Tecellî

Görünme, belirme, ortaya çıkma ve Allah’ın hususî lütuflarına nail olma da diyeceğimiz tecellî; Cenâb-ı Hak’tan gelen mearif nurları sayesinde, sâlikin kalbinde ilâhî sırların ayân olması hâlidir ki; her hak yolcusu istidat ve seviyesi ölçüsünde bu vâridâtı vicdanında duyabilir.

Ulvî-süflî, basit-mürekkep hemen her ortamda ve hususiyle de zâhiri ve bâtını itibarıyla bütün kemalâta namzet ve ona en mücellâ bir ayna konumunda bulunan insanda, görülüp sezilen, duyulup hissedilen tecellîye “tecellî-i âsâr”; ilâhî ef’âlin kulun kalbinde münkeşif olması ve bakış zaviyesini ayarlayıp –Cenâb-ı Hakk’ın inayetiyle– tabiatperestliğe düşmeden “tecellî-i esmâ’ya açılma mazhariyetine “tecellî-i ef’âl”; ilâhî isimlerin nurları altında tamamen onların rengine boyanıp ve duygular itibarıyla onların aynası hâline gelmeye “tecellî-i esmâ”; Allah tarafından mü’minlere, hususiyle de sadık kullara ifâza olunan ve onları dört bir yandan saran tecellîye “tecellî-i rahîmî” veya “tecellî-i hâs”; bütün mevcudata ifâza olunan ve vücud hakikatine bakan muhit tecellîye “tecellî-i Rahmânî” veya “tecellî-i âmm”; Allah sıfatlarından birinin veya birkaçının mü’min bir kalbte münkeşif olmasına “tecellî-i sıfat” –ki böyle bir mazhariyete eren kimseye Cenâb-ı Hak onda tecellî ettireceği herhangi bir sıfatın in’ikas veya inkişafı sayesinde o kulunu, insan üstü bir seviyeye ulaştırır ve ona işitilmeyen sesleri işittirir, görülmeyen nesneleri gördürür– mebdei Zât’tan ayrılıp tamamen taayyün edecek şekilde ilâhî sıfatlardan herhangi bir sıfatla alâkalı meydana gelen tecellîye “tecellî-i sıfâtî”; tecellî-i esmâ ve sıfâtın tavassutuyla, Hazreti İlim veya Vücud’un kâmil bir kalbte inkişafına “tecellî-i Zâtî” denir ki, böyle bir tecellîde esmâ ve sıfât-ı ilâhî itibara alınmama gibi bir mülâhaza söz konusu olsa da, işin aslı Cenâb-ı Hazreti Vacibü’l-Vücud ancak, esmâ hicabı ve sıfât muhitiyetiyle mülâhaza edilebilmektedir.

Hazreti Zât’a ait tecellî, külliyet ve asliyet planında bütün varlığın vücud-u ilmîden, haricî vücud ufkuna ulaşmasının ‘ille-i gaiye’si kabul edilen Hz.
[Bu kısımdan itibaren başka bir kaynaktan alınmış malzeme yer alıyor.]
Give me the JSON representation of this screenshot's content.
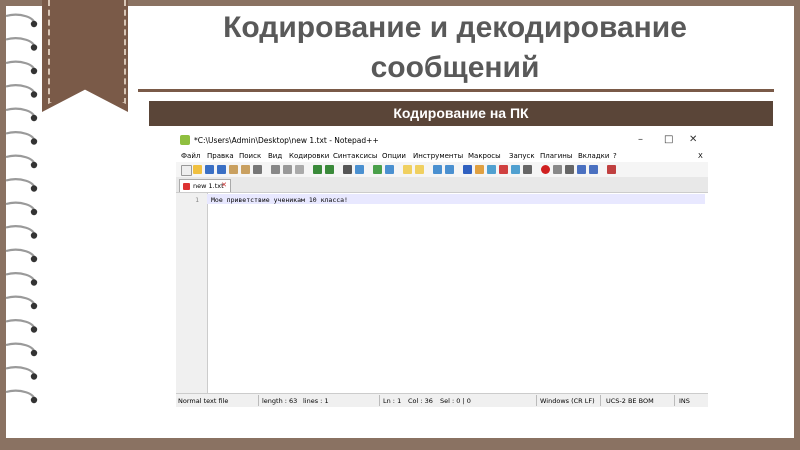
{
  "slide": {
    "title": "Кодирование и декодирование сообщений",
    "subtitle": "Кодирование на ПК"
  },
  "notepad": {
    "window_title": "*C:\\Users\\Admin\\Desktop\\new 1.txt - Notepad++",
    "controls": {
      "minimize": "–",
      "maximize": "□",
      "close": "✕"
    },
    "menu": [
      "Файл",
      "Правка",
      "Поиск",
      "Вид",
      "Кодировки",
      "Синтаксисы",
      "Опции",
      "Инструменты",
      "Макросы",
      "Запуск",
      "Плагины",
      "Вкладки",
      "?"
    ],
    "menu_close": "X",
    "tab": {
      "label": "new 1.txt",
      "close": "✕"
    },
    "line_number": "1",
    "content": "Мое приветствие ученикам 10 класса!",
    "status": {
      "file_type": "Normal text file",
      "length": "length : 63",
      "lines": "lines : 1",
      "ln": "Ln : 1",
      "col": "Col : 36",
      "sel": "Sel : 0 | 0",
      "eol": "Windows (CR LF)",
      "encoding": "UCS-2 BE BOM",
      "mode": "INS"
    },
    "colors": {
      "accent": "#5a4538",
      "ribbon": "#7a5a48",
      "current_line": "#e8e8ff"
    }
  }
}
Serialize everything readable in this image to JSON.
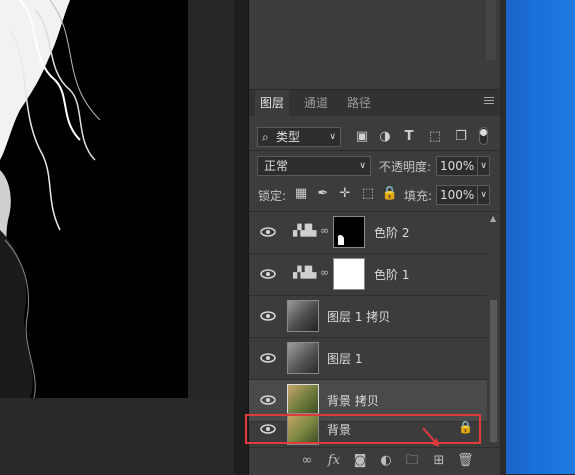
{
  "tabs": [
    {
      "label": "图层",
      "active": true
    },
    {
      "label": "通道",
      "active": false
    },
    {
      "label": "路径",
      "active": false
    }
  ],
  "filter": {
    "kind_label": "类型"
  },
  "blend": {
    "mode": "正常",
    "opacity_label": "不透明度:",
    "opacity_value": "100%"
  },
  "lock": {
    "label": "锁定:",
    "fill_label": "填充:",
    "fill_value": "100%"
  },
  "layers": [
    {
      "name": "色阶 2",
      "type": "adjustment",
      "visible": true,
      "mask": "black-with-white-corner"
    },
    {
      "name": "色阶 1",
      "type": "adjustment",
      "visible": true,
      "mask": "white"
    },
    {
      "name": "图层 1 拷贝",
      "type": "pixel",
      "visible": true,
      "thumb": "grayscale"
    },
    {
      "name": "图层 1",
      "type": "pixel",
      "visible": true,
      "thumb": "grayscale"
    },
    {
      "name": "背景 拷贝",
      "type": "pixel",
      "visible": true,
      "thumb": "color",
      "selected": true
    },
    {
      "name": "背景",
      "type": "background",
      "visible": true,
      "thumb": "color",
      "locked": true,
      "highlighted": true
    }
  ],
  "colors": {
    "highlight": "#e03a3a",
    "panel": "#3c3c3c",
    "selected_row": "#4a4a4a"
  }
}
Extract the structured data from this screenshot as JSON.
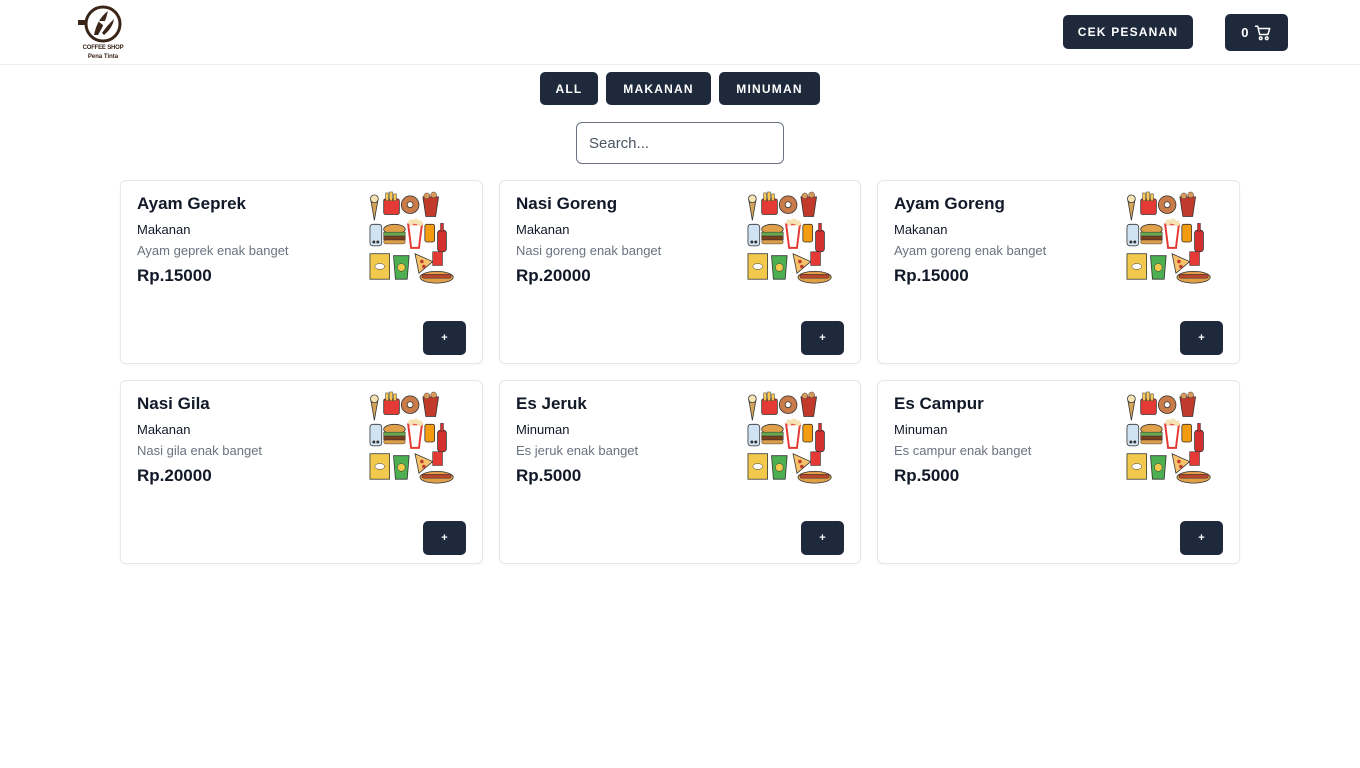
{
  "header": {
    "logo_text_line1": "COFFEE SHOP",
    "logo_text_line2": "Pena Tinta",
    "cek_pesanan_label": "CEK PESANAN",
    "cart_count": "0"
  },
  "filters": {
    "all_label": "ALL",
    "makanan_label": "MAKANAN",
    "minuman_label": "MINUMAN"
  },
  "search": {
    "placeholder": "Search..."
  },
  "products": [
    {
      "name": "Ayam Geprek",
      "category": "Makanan",
      "description": "Ayam geprek enak banget",
      "price": "Rp.15000",
      "add_label": "+"
    },
    {
      "name": "Nasi Goreng",
      "category": "Makanan",
      "description": "Nasi goreng enak banget",
      "price": "Rp.20000",
      "add_label": "+"
    },
    {
      "name": "Ayam Goreng",
      "category": "Makanan",
      "description": "Ayam goreng enak banget",
      "price": "Rp.15000",
      "add_label": "+"
    },
    {
      "name": "Nasi Gila",
      "category": "Makanan",
      "description": "Nasi gila enak banget",
      "price": "Rp.20000",
      "add_label": "+"
    },
    {
      "name": "Es Jeruk",
      "category": "Minuman",
      "description": "Es jeruk enak banget",
      "price": "Rp.5000",
      "add_label": "+"
    },
    {
      "name": "Es Campur",
      "category": "Minuman",
      "description": "Es campur enak banget",
      "price": "Rp.5000",
      "add_label": "+"
    }
  ],
  "colors": {
    "primary_dark": "#1e293b",
    "logo_brown": "#3b2418"
  }
}
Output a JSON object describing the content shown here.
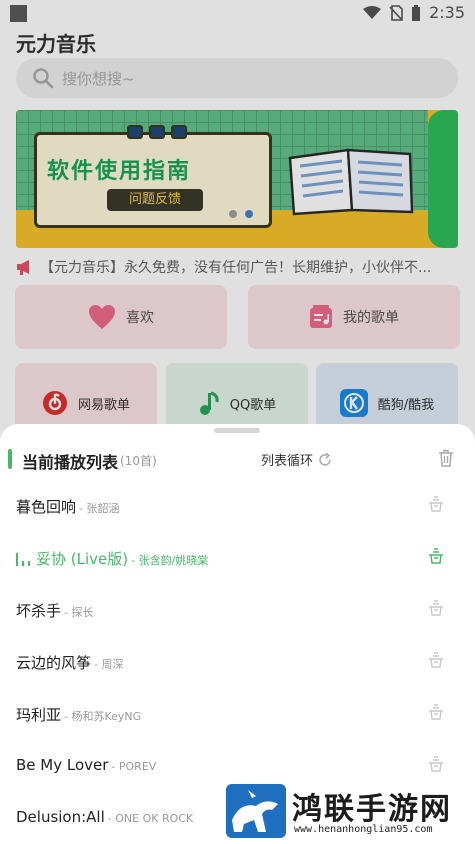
{
  "status_bar": {
    "time": "2:35"
  },
  "app": {
    "title": "元力音乐"
  },
  "search": {
    "placeholder": "搜你想搜~"
  },
  "banner": {
    "headline": "软件使用指南",
    "tag": "问题反馈",
    "active_slide": 2,
    "slide_count": 2
  },
  "notice": {
    "text": "【元力音乐】永久免费，没有任何广告！长期维护，小伙伴不..."
  },
  "quick_actions": [
    {
      "label": "喜欢",
      "icon": "heart-icon"
    },
    {
      "label": "我的歌单",
      "icon": "playlist-icon"
    }
  ],
  "sources": [
    {
      "label": "网易歌单",
      "icon": "netease-icon",
      "bg": "#fbe3e6"
    },
    {
      "label": "QQ歌单",
      "icon": "qq-music-icon",
      "bg": "#e4f4ea"
    },
    {
      "label": "酷狗/酷我",
      "icon": "kugou-icon",
      "bg": "#e2ecf8"
    }
  ],
  "playlist": {
    "title": "当前播放列表",
    "count": "(10首)",
    "mode": "列表循环",
    "songs": [
      {
        "name": "暮色回响",
        "artist": "- 张韶涵",
        "active": false
      },
      {
        "name": "妥协 (Live版)",
        "artist": "- 张含韵/姚晓棠",
        "active": true
      },
      {
        "name": "坏杀手",
        "artist": "- 探长",
        "active": false
      },
      {
        "name": "云边的风筝",
        "artist": "- 周深",
        "active": false
      },
      {
        "name": "玛利亚",
        "artist": "- 杨和苏KeyNG",
        "active": false
      },
      {
        "name": "Be My Lover",
        "artist": "- POREV",
        "active": false
      },
      {
        "name": "Delusion:All",
        "artist": "- ONE OK ROCK",
        "active": false
      }
    ]
  },
  "watermark": {
    "name": "鸿联手游网",
    "url": "www.henanhonglian95.com"
  },
  "colors": {
    "accent": "#46b86a",
    "pink": "#fbe3e6",
    "blue": "#1f6fc1"
  }
}
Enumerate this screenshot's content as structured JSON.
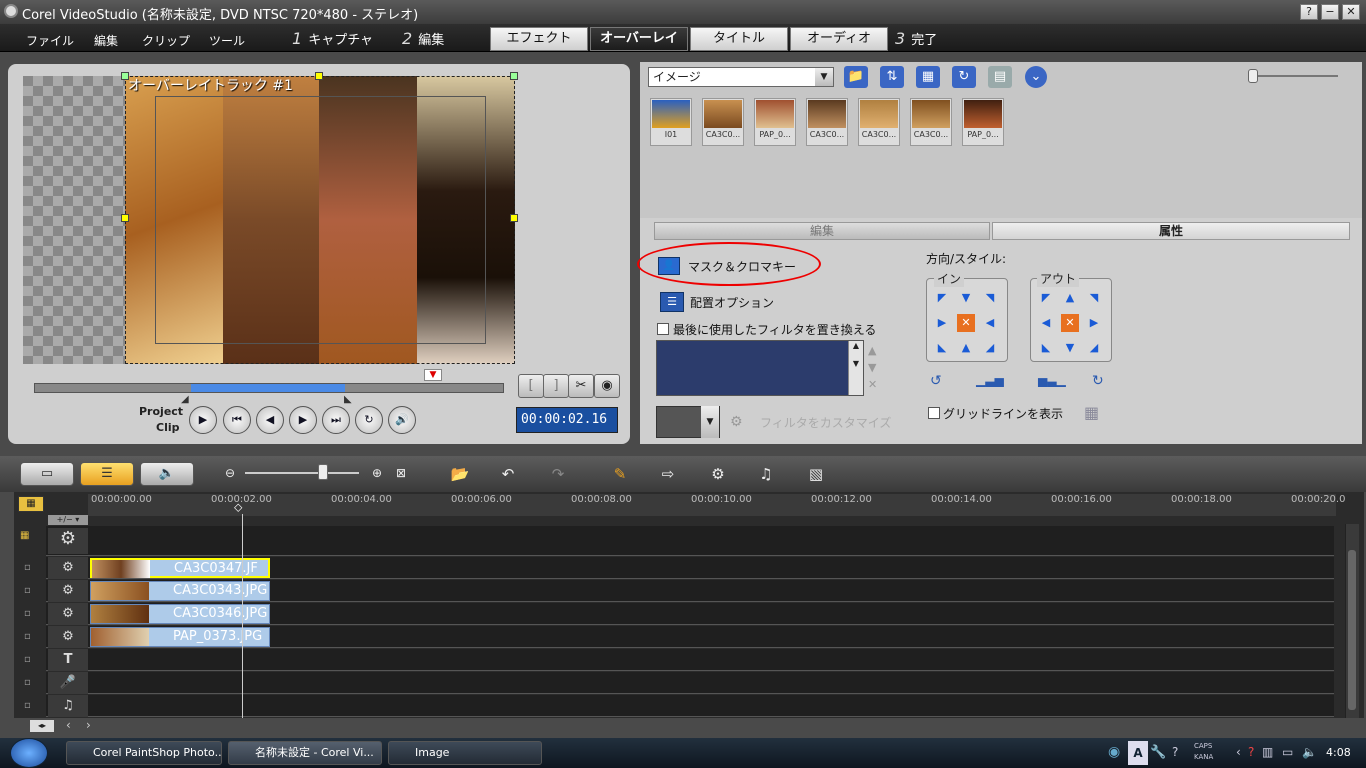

Ahmed ü Mahmud u Muhammed Mustafa’ya has tecellî-i ulûhiyet ve rubûbiyet –ki ümmeti de bu tecellîyi cüz’iyet ve zılliyet ölçüsünde paylaşır– bir dağ vasıtasıyla Hz. Musa’ya mahsus sırf tecellî-i rubûbiyet bu tecellî-i âzamın kemmiyetsiz-keyfiyetsiz bir buudunu teşkil etmektedir.

Son hususu sofîce bir yaklaşımla şöyle de yorumlayabiliriz: Hz. Musa’nın böyle bir tecellîyi talebe cür’eti, Hazreti Vücud-u Hakk’a aşkı ve O’nunla konuşmaya olan iştiyakının heyecan, helecan ve kalakıydı ki, Hz. Hakikat-i Ahmediye’nin zuhurunun vesilesi olan Hz. Âdem’in memnu meyveye el uzatması misillü, onda tahammül-fersâ böyle bir arzu ve temayül hissi uyarmıştı.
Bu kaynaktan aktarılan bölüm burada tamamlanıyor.